Quattro ragazzi di Athens, Georgia (USA), pubblicano un album inizialmente inosservato ma poi rivalutato anzitutto perché degno sèguito del loro esordio discografico: “Murmur”, un LP che gli fa subito  guadagnare i primi ed inaspettati giudizi positivi (la rivista Rolling Stone lo giudica nientemeno che “disco dell’anno”). Questo accadeva trent’anni fa. Il nome dei quattro georgiani: R.E.M.; quello dell’album dato alle stampe nell’aprile ’84: “Reckoning”.

Registrato nel giro di sole due settimane, il secondo lavoro dei R.E.M. è del tutto avulso dalle sonorità degli esordi (“Radio Free Europe”, singolo dell’81, e “Chronic Town”, EP dell’82) e si rivela più immediato e meno scarno di “Murmur”: Il suono –affidato alla produzione Easter&Dixon– è però lo stesso: povero, monocorde, costruito attorno alla voce di Michael Stipe e al jingle-jangle byrdsiano della Rickenbacher di Peter Buck. Si tratta però di una fase di transizione proiettata verso nuovi orizzonti compositivi che iniziano ad intravedersi già in alcuni brani dell’album in questione. E forse anche per questo “Reckoning” va riascoltato, oggi, col senno di poi.

Già a partire dalla prima traccia (“Harborcoat”) s’intuisce che il passo, rispetto agli esordi, è un altro e lo conferma il nuovo clima di canzoni come “So. Central Rain (I’m Sorry)” (il “papà” dei classici che negli anni a seguire verranno sfornati da Stipe&Co.) e “Time After Time (Annelise)” (probabilmente uno dei pezzi più ispirati del gruppo). Poi ci sono i brani da ascoltare tutti d’un fiato: “Pretty Persuasion” e “Second Guessing”, con i loro refrain concisi e ripetitivi. Ma si tratta di momenti subito stoppati da quello che forse rappresenta uno dei primi capolavori dei R.E.M., “Camera”, che –assieme a “So. Central Rain”– risente dell’improvvisa scomparsa della fotografa Carol Levy, amica della band. Infine non può non mancare l’hit-single (qui a firma di Mike Mills): “(Don’t Go Back To) Rockville”.

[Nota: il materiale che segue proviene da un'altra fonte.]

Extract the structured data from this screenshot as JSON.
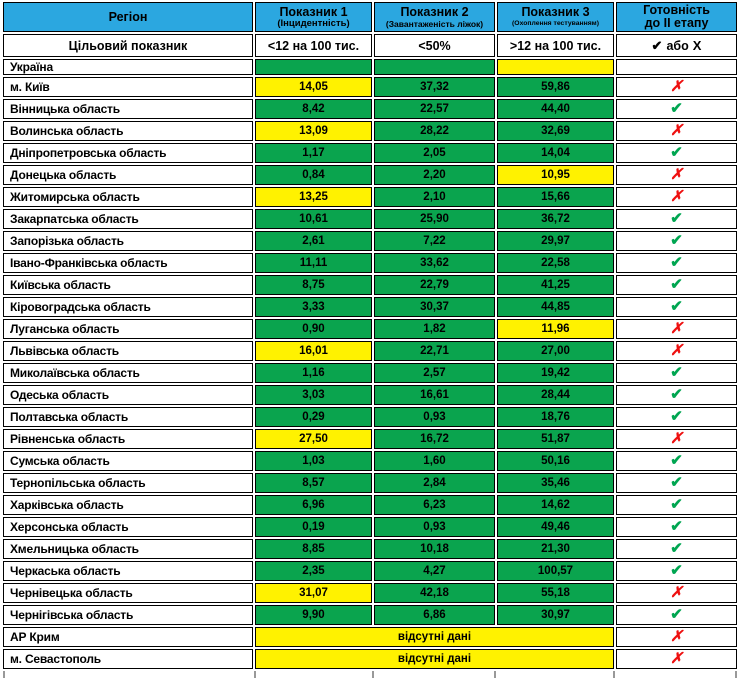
{
  "colors": {
    "header_bg": "#2BA7E0",
    "cell_green": "#0AA44E",
    "cell_yellow": "#FFF200",
    "cell_gray": "#BFBFBF",
    "check_green": "#00A651",
    "cross_red": "#EE1010",
    "border": "#000000"
  },
  "icons": {
    "check": "✔",
    "cross": "✗"
  },
  "chart_data": {
    "type": "table",
    "columns": [
      {
        "title": "Регіон"
      },
      {
        "title": "Показник 1",
        "subtitle": "(Інцидентність)"
      },
      {
        "title": "Показник 2",
        "subtitle": "(Завантаженість ліжок)"
      },
      {
        "title": "Показник 3",
        "subtitle": "(Охоплення тестуванням)"
      },
      {
        "title": "Готовність",
        "title2": "до II етапу"
      }
    ],
    "target_row": {
      "label": "Цільовий показник",
      "values": [
        "<12 на 100 тис.",
        "<50%",
        ">12 на 100 тис."
      ],
      "readiness_check": "✔",
      "readiness_text": "або",
      "readiness_cross": "Х"
    },
    "no_data_text": "відсутні дані",
    "rows": [
      {
        "region": "Україна",
        "values": [
          "",
          "",
          ""
        ],
        "fills": [
          "green",
          "green",
          "yellow"
        ],
        "status": "none",
        "status_fill": "gray"
      },
      {
        "region": "м. Київ",
        "values": [
          "14,05",
          "37,32",
          "59,86"
        ],
        "fills": [
          "yellow",
          "green",
          "green"
        ],
        "status": "no"
      },
      {
        "region": "Вінницька область",
        "values": [
          "8,42",
          "22,57",
          "44,40"
        ],
        "fills": [
          "green",
          "green",
          "green"
        ],
        "status": "yes"
      },
      {
        "region": "Волинська область",
        "values": [
          "13,09",
          "28,22",
          "32,69"
        ],
        "fills": [
          "yellow",
          "green",
          "green"
        ],
        "status": "no"
      },
      {
        "region": "Дніпропетровська область",
        "values": [
          "1,17",
          "2,05",
          "14,04"
        ],
        "fills": [
          "green",
          "green",
          "green"
        ],
        "status": "yes"
      },
      {
        "region": "Донецька область",
        "values": [
          "0,84",
          "2,20",
          "10,95"
        ],
        "fills": [
          "green",
          "green",
          "yellow"
        ],
        "status": "no"
      },
      {
        "region": "Житомирська область",
        "values": [
          "13,25",
          "2,10",
          "15,66"
        ],
        "fills": [
          "yellow",
          "green",
          "green"
        ],
        "status": "no"
      },
      {
        "region": "Закарпатська область",
        "values": [
          "10,61",
          "25,90",
          "36,72"
        ],
        "fills": [
          "green",
          "green",
          "green"
        ],
        "status": "yes"
      },
      {
        "region": "Запорізька область",
        "values": [
          "2,61",
          "7,22",
          "29,97"
        ],
        "fills": [
          "green",
          "green",
          "green"
        ],
        "status": "yes"
      },
      {
        "region": "Івано-Франківська область",
        "values": [
          "11,11",
          "33,62",
          "22,58"
        ],
        "fills": [
          "green",
          "green",
          "green"
        ],
        "status": "yes"
      },
      {
        "region": "Київська область",
        "values": [
          "8,75",
          "22,79",
          "41,25"
        ],
        "fills": [
          "green",
          "green",
          "green"
        ],
        "status": "yes"
      },
      {
        "region": "Кіровоградська область",
        "values": [
          "3,33",
          "30,37",
          "44,85"
        ],
        "fills": [
          "green",
          "green",
          "green"
        ],
        "status": "yes"
      },
      {
        "region": "Луганська область",
        "values": [
          "0,90",
          "1,82",
          "11,96"
        ],
        "fills": [
          "green",
          "green",
          "yellow"
        ],
        "status": "no"
      },
      {
        "region": "Львівська область",
        "values": [
          "16,01",
          "22,71",
          "27,00"
        ],
        "fills": [
          "yellow",
          "green",
          "green"
        ],
        "status": "no"
      },
      {
        "region": "Миколаївська область",
        "values": [
          "1,16",
          "2,57",
          "19,42"
        ],
        "fills": [
          "green",
          "green",
          "green"
        ],
        "status": "yes"
      },
      {
        "region": "Одеська область",
        "values": [
          "3,03",
          "16,61",
          "28,44"
        ],
        "fills": [
          "green",
          "green",
          "green"
        ],
        "status": "yes"
      },
      {
        "region": "Полтавська область",
        "values": [
          "0,29",
          "0,93",
          "18,76"
        ],
        "fills": [
          "green",
          "green",
          "green"
        ],
        "status": "yes"
      },
      {
        "region": "Рівненська область",
        "values": [
          "27,50",
          "16,72",
          "51,87"
        ],
        "fills": [
          "yellow",
          "green",
          "green"
        ],
        "status": "no"
      },
      {
        "region": "Сумська область",
        "values": [
          "1,03",
          "1,60",
          "50,16"
        ],
        "fills": [
          "green",
          "green",
          "green"
        ],
        "status": "yes"
      },
      {
        "region": "Тернопільська область",
        "values": [
          "8,57",
          "2,84",
          "35,46"
        ],
        "fills": [
          "green",
          "green",
          "green"
        ],
        "status": "yes"
      },
      {
        "region": "Харківська область",
        "values": [
          "6,96",
          "6,23",
          "14,62"
        ],
        "fills": [
          "green",
          "green",
          "green"
        ],
        "status": "yes"
      },
      {
        "region": "Херсонська область",
        "values": [
          "0,19",
          "0,93",
          "49,46"
        ],
        "fills": [
          "green",
          "green",
          "green"
        ],
        "status": "yes"
      },
      {
        "region": "Хмельницька область",
        "values": [
          "8,85",
          "10,18",
          "21,30"
        ],
        "fills": [
          "green",
          "green",
          "green"
        ],
        "status": "yes"
      },
      {
        "region": "Черкаська область",
        "values": [
          "2,35",
          "4,27",
          "100,57"
        ],
        "fills": [
          "green",
          "green",
          "green"
        ],
        "status": "yes"
      },
      {
        "region": "Чернівецька область",
        "values": [
          "31,07",
          "42,18",
          "55,18"
        ],
        "fills": [
          "yellow",
          "green",
          "green"
        ],
        "status": "no"
      },
      {
        "region": "Чернігівська область",
        "values": [
          "9,90",
          "6,86",
          "30,97"
        ],
        "fills": [
          "green",
          "green",
          "green"
        ],
        "status": "yes"
      },
      {
        "region": "АР Крим",
        "no_data": true,
        "status": "no"
      },
      {
        "region": "м. Севастополь",
        "no_data": true,
        "status": "no"
      }
    ]
  }
}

“Reckoning”, come molti della produzione R.E.M., rappresenta indubbiamente una pietra miliare quantomeno per il tentativo, da parte della band, di recuperare la tradizione americana, del folk e del rock delle radici; complessivamente è un album malinconico e quasi, emozionalmente, diafano. Acutamente ristampato nel ‘92 (nonché alcuni anni fa, in occasione del venticinquennale) con l’aggiunta di inediti e live-tracks, a distanza di trent’anni è ancora lì: per niente invecchiato e ricco delle sue gemme di rara intensità.